The recent synthesis of two-dimensional (2D) MoSiN and WSiN crystals has given rise to a new class of 2D materials with distinctive properties and significant potential for advanced technologies. The transition metal (TM) elements can potentially be substituted with other elements from the periodic table, enabling the introduction of new members into this emerging 2D family. Building on this framework, we propose a new family of light-element-based 2D ternary compounds of MgZN (Z = Si, Ge) and their Janus derivative MgGeSiN using first-principles density functional theory (DFT) calculations.

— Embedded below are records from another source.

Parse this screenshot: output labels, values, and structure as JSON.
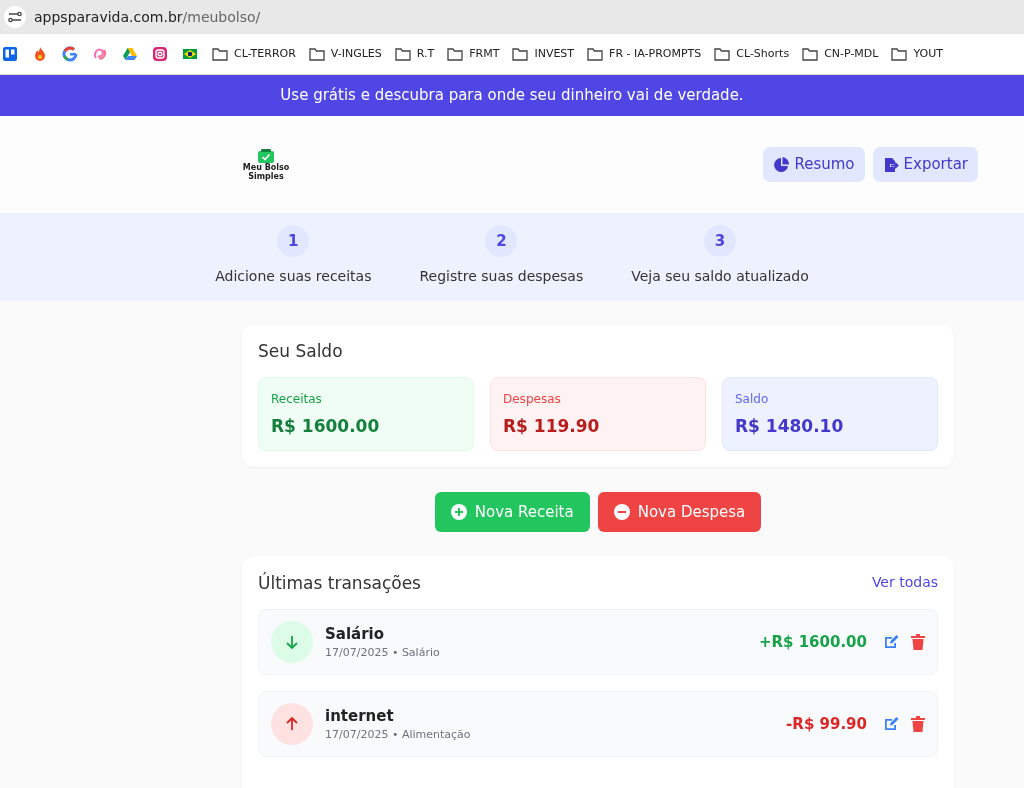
{
  "browser": {
    "url_host": "appsparavida.com.br",
    "url_path": "/meubolso/",
    "bookmarks": [
      {
        "kind": "favicon"
      },
      {
        "kind": "favicon"
      },
      {
        "kind": "favicon"
      },
      {
        "kind": "favicon"
      },
      {
        "kind": "favicon"
      },
      {
        "kind": "favicon"
      },
      {
        "kind": "favicon"
      },
      {
        "kind": "folder",
        "label": "CL-TERROR"
      },
      {
        "kind": "folder",
        "label": "V-INGLES"
      },
      {
        "kind": "folder",
        "label": "R.T"
      },
      {
        "kind": "folder",
        "label": "FRMT"
      },
      {
        "kind": "folder",
        "label": "INVEST"
      },
      {
        "kind": "folder",
        "label": "FR - IA-PROMPTS"
      },
      {
        "kind": "folder",
        "label": "CL-Shorts"
      },
      {
        "kind": "folder",
        "label": "CN-P-MDL"
      },
      {
        "kind": "folder",
        "label": "YOUT"
      }
    ]
  },
  "banner": "Use grátis e descubra para onde seu dinheiro vai de verdade.",
  "header": {
    "logo_line_1": "Meu Bolso",
    "logo_line_2": "Simples",
    "buttons": [
      {
        "kind": "chart",
        "label": "Resumo"
      },
      {
        "kind": "export",
        "label": "Exportar"
      }
    ]
  },
  "steps": [
    {
      "number": "1",
      "label": "Adicione suas receitas"
    },
    {
      "number": "2",
      "label": "Registre suas despesas"
    },
    {
      "number": "3",
      "label": "Veja seu saldo atualizado"
    }
  ],
  "balance": {
    "title": "Seu Saldo",
    "cards": [
      {
        "kind": "income",
        "label": "Receitas",
        "value": "R$ 1600.00"
      },
      {
        "kind": "expense",
        "label": "Despesas",
        "value": "R$ 119.90"
      },
      {
        "kind": "balance",
        "label": "Saldo",
        "value": "R$ 1480.10"
      }
    ]
  },
  "actions": [
    {
      "kind": "income",
      "label": "Nova Receita"
    },
    {
      "kind": "expense",
      "label": "Nova Despesa"
    }
  ],
  "transactions": {
    "title": "Últimas transações",
    "link": "Ver todas",
    "rows": [
      {
        "kind": "income",
        "name": "Salário",
        "meta": "17/07/2025 • Salário",
        "amount": "+R$ 1600.00"
      },
      {
        "kind": "expense",
        "name": "internet",
        "meta": "17/07/2025 • Alimentação",
        "amount": "-R$ 99.90"
      }
    ]
  }
}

All three monolayers are found to be dynamically, thermally, and mechanically stable. MgGeN exhibits a metallic antiferromagnetic (AFM) ground state within the PBE functional, while more accurate HSE-level calculations reveal a weak ferrimagnetic (FiM) configuration. Conversely, MgSiN is a robust half-metallic ferromagnet with 100% spin polarization and a sizable magnetic moment of 5.62 per unit cell. Janus MgGeSiN shows FiM metallic behavior, driven by structural asymmetry. All systems favor an in-plane easy axis magnetization, and our analysis shows that their magnetic behavior follows a unique low-temperature Berezinskii-Kosterlitz-Thouless (BKT) transition, characteristic of the 2D XY-like model. The estimated BKT transition temperatures for MgGeN, MgSiN, and MgGeSiN are approximately 19 K, 4 K, and 16 K, respectively. This study presents the first report of intrinsic FM, AFM, and FiM in this monolayer family, highlighting their potential for advanced low-temperature magnetic device applications.